‘Quadros são janelas. Eu olho por elas e o mundo delas me observa. Vejo e sou visto, percorro e sou perscrutado’
Leandro Karnal, O Estado de S.Paulo
Há obras de arte por todos os lados. Enchem museus, casas, praças e livros. Impossível ver todas, conhecer sequer a maioria. Conhecimento sempre implica dizer o que deixaremos de ver e analisar, mais do que o que faremos de verdade como projeto estético. Você se casa com uma ou duas pessoas. Significa que deixou de ter a experiência conjugal com bilhões! Tudo é sempre a mesma escolha: o que deixarei de lado e jamais saberei?

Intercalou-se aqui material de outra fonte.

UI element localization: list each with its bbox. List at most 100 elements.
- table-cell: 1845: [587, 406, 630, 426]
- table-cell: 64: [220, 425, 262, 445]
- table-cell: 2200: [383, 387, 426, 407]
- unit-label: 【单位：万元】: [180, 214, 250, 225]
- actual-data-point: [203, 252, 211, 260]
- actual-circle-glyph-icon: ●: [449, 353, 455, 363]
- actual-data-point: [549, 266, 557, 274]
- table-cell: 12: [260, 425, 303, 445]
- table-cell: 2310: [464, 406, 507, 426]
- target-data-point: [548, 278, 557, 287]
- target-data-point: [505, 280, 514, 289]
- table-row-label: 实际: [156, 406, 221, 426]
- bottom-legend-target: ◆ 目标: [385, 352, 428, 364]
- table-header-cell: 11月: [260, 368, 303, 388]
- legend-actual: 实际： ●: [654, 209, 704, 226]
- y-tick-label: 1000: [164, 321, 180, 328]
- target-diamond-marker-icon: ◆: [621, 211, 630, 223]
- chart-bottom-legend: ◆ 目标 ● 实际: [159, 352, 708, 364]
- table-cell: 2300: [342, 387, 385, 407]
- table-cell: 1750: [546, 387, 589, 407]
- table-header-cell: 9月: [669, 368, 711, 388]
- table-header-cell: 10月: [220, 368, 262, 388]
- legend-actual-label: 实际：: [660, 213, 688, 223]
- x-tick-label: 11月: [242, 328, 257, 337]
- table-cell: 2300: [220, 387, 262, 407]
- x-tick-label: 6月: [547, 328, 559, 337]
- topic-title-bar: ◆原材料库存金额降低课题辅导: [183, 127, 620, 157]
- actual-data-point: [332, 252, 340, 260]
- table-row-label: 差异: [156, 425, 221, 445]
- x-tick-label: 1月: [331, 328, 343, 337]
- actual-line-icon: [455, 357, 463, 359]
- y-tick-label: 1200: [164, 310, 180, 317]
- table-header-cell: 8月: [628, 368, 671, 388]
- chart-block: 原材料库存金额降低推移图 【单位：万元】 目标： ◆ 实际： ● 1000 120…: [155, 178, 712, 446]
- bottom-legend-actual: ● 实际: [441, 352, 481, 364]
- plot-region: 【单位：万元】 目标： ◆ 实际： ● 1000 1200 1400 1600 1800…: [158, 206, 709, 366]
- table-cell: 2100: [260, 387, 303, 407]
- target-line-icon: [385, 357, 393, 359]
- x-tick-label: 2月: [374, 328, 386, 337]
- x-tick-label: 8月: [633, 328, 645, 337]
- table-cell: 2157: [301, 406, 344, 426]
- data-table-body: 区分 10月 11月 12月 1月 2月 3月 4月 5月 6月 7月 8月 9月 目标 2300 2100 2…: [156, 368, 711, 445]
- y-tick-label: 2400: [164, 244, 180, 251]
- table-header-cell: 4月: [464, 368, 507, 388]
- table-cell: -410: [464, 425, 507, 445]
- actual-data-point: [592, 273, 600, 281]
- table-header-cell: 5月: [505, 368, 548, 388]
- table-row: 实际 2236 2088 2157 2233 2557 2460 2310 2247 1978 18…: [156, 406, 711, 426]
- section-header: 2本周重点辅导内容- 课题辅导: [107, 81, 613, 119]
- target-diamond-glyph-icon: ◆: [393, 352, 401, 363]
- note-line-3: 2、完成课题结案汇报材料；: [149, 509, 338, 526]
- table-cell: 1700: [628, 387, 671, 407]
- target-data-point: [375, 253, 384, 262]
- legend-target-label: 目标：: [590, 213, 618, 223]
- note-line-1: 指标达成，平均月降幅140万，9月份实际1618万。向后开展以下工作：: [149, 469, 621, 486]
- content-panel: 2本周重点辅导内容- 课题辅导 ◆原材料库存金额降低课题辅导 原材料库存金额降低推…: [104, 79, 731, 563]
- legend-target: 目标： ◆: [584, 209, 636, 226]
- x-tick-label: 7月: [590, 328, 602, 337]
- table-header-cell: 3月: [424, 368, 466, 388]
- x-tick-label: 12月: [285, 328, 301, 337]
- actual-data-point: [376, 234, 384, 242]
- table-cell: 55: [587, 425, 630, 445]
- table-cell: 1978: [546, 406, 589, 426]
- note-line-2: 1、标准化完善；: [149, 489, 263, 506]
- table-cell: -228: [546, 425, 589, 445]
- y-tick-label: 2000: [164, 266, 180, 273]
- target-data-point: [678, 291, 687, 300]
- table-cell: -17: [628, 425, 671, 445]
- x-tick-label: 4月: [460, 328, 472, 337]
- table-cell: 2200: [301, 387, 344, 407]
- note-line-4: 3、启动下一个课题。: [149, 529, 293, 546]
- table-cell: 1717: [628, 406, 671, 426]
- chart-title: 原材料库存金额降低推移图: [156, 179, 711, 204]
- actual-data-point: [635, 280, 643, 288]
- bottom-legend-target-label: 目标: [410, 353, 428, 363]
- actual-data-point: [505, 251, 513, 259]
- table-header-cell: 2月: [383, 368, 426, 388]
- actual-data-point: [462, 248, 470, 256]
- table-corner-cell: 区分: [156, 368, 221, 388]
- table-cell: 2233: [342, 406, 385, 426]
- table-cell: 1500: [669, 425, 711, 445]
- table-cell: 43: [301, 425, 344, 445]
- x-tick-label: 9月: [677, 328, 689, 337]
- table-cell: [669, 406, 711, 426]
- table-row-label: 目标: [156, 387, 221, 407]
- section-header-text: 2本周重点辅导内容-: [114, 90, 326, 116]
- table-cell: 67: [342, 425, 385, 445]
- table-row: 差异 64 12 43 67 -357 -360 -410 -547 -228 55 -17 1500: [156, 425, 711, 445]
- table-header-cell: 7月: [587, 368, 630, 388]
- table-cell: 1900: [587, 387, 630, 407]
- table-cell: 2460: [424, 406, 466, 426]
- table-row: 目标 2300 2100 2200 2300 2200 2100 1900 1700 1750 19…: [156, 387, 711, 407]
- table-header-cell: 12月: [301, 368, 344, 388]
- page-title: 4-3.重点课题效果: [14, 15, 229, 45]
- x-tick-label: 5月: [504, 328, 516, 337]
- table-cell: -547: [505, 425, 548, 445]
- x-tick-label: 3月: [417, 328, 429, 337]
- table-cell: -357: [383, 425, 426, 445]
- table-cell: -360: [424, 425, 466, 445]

Quadros são janelas. Eu olho por elas e o mundo delas me observa. Vejo e sou visto, percorro e sou perscrutado. A experiência de um quadro é como a de um texto: o livro também me lê. Se assim não for, vira aula chata e estetizante de arte. Exemplo? “O pintor não utilizou linhas definidas de desenho, fez sombras coloridas, definiu quase tudo pela luz e registrou um instantâneo rápido da vida e, por consequência, há a chance de ser impressionista.” A observação anterior é útil, como um dicionário o é para a literatura. É importante não confundir mestre Aurélio ou Houaiss com Fernando Pessoa ou Clarice Lispector. Gramáticas de estilos são ferramentas para entender estética e emoção, jamais a arte em si. Imagine alguém dizer que ama boa comida e, indagado do motivo, cita como se deve glaçar, reduzir um molho ou distinguir entre crème brûlée e crema catalana… Quem ama chora com a arte e não classifica os pincéis quanto ao diâmetro. Arte é janela. Por ela, algo deve sair e outra coisa deve entrar. No caminho, o diálogo que muda a vida de alguém.
Quero falar de quatro quadros fundamentais na minha vida. Só usei o critério impacto subjetivo em mim. Logo, por favor, não cobrem: “Você não incluiu um pintor do Camboja ou com estrabismo convergente”. Toda escolha implica perda. A minha tem uma arbitrariedade insuperável: minha emoção.
Eu era adolescente quando vi pela primeira vez em uma enciclopédia de arte: A Tempestade, de Giorgione (L’Accademia, cerca de 1508). Não entendi. Talvez seja isso: escapou da compreensão lógica: uma mulher amamentando, um soldado, uma espécie de raio e uma cegonha branca empoleirada. Estranhamento pode ser um começo. Intrigado, passei a ler sobre ele. Há um cipoal de interpretações. O pintor veneziano deve rir da maioria. Eu tinha 32 anos quando vi a obra ao vivo, na Itália. Já tinha dado aulas sobre Giorgione. Agora estava ali pequeno e denso, quase do tamanho da Mona Lisa de Leonardo. Já sonhei com o quadro. A Tempestade funciona como trufas: entendo quem não ame, é algo fora do espectro, diferente de uma obra ampla e alegre como as Ninfeias de Monet. Reforço: minha seleção é arbitrária.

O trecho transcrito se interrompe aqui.